La chambre d'agriculture a mené des essais sur des gamays de 2013, récoltés autour de 11% vol. alc. potentiels, soit en légère sous-maturité. Les jus ont été débourbés à 100-150 NTU, puis chauffés à 60°C ou à 70°C. Après cela, ils ont été soit immédiatement refroidis, soit maintenus à température pendant 5 heures ou 24 heures. Au total, Anne Buchet a donc testé six modalités. Les rosés chauffés à 70°C puis maintenus à chaud pendant 5 ou 24 h ont présenté des couleurs bien plus intenses que le témoin non thermovinifié. À la dégustation, tous les vins obtenus par thermovinification ont été préférés au témoin, jugé plus végétal, empyreumatique, acide et amer. « Les rosés chauffés sont très fruités. Le jury de dégustateurs a particulièrement apprécié la modalité à 70°C, mais non maintenue à chaud ». Ce vin s'est distingué par sa note fruitée, l'intensité de sa couleur et sa complexité au nez. Cette année, la chambre d'agriculture poursuit ses essais avec différentes températures et durées de chauffe.
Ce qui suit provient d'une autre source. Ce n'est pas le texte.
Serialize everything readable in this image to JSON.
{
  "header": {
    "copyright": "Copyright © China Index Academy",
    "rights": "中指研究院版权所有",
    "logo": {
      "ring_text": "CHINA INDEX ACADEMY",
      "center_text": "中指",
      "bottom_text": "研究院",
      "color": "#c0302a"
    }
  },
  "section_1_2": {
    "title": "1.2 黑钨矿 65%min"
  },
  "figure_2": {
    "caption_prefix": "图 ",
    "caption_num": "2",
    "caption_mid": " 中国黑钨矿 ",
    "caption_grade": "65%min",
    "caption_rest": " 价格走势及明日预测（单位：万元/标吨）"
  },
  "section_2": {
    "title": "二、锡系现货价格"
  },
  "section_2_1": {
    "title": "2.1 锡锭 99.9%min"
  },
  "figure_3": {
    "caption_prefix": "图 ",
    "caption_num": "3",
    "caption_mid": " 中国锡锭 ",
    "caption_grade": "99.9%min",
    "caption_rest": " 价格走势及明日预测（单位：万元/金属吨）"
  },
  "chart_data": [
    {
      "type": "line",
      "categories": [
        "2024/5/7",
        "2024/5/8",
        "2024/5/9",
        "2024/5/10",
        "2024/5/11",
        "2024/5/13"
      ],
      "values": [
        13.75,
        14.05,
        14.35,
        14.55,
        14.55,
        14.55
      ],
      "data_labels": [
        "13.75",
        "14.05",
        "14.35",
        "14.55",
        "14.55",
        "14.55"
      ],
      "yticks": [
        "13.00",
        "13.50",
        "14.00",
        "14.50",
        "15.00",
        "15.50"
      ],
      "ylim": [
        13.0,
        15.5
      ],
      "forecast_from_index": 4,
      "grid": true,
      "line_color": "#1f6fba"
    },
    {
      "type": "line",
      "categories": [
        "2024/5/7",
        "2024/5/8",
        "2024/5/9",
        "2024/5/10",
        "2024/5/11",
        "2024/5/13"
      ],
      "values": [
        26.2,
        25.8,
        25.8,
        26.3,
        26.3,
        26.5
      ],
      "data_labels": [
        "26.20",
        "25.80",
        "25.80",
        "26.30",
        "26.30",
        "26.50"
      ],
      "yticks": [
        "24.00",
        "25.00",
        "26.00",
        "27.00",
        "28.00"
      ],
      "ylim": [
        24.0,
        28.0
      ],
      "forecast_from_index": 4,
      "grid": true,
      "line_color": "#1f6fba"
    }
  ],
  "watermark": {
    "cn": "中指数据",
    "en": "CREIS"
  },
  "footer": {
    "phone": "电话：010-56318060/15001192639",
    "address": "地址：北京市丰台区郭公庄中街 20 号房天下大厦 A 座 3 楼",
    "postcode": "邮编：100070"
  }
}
Une alternative à la flash détente

L'ICV étudie une technique inédite de chauffage de la vendange : la flash partielle. Les caves pratiquent actuellement des flashs détentes « classiques ». Dans ce cas, la vendange est chauffée à plus de 80°C puis brutalement soumises à un vide de l'ordre de 50 hectopascals (environ 0.05 bars, sachant que la pression atmosphérique normale est de 1013 hPa soit 1,013 bar). Cette chute de pression provoque une ébullition et une chute de la température à 30°C. Les parois des baies sont fragilisées. La couleur et les polyphénols s'extraient plus facilement. Dans la flash partielle, la température de chauffage des raisins est la même, mais le vide appliqué n'est que partiel. Il est proche de 400 hPa (environ 0,4 bar). La température chute alors beaucoup moins pour s'établir entre 50 et 55°C. D'après Daniel Granès, directeur scientifique de l'ICV, les vendanges issues de flash partielle ont plusieurs intérêts : « Elles peuvent faire des thermomix ou des macérations préfermentaires à chaud. Leur enzymage est très efficace car à ces températures les enzymes sont très actives. Le contrôle microbiologique est plus facile car le SO2 est plus actif à chaud. Lorsque les raisins manquent de maturité, la flash partielle élimine le côté végétal. On obtient des vins avec un équilibre global plus intéressant qu'avec une flash traditionnel. Enfin sur les vendanges altérées, on élimine la laccase et un certain nombre d'arômes moisis, qui peuvent se retrouver dans les vins lorsque l'on fait une flash complète ».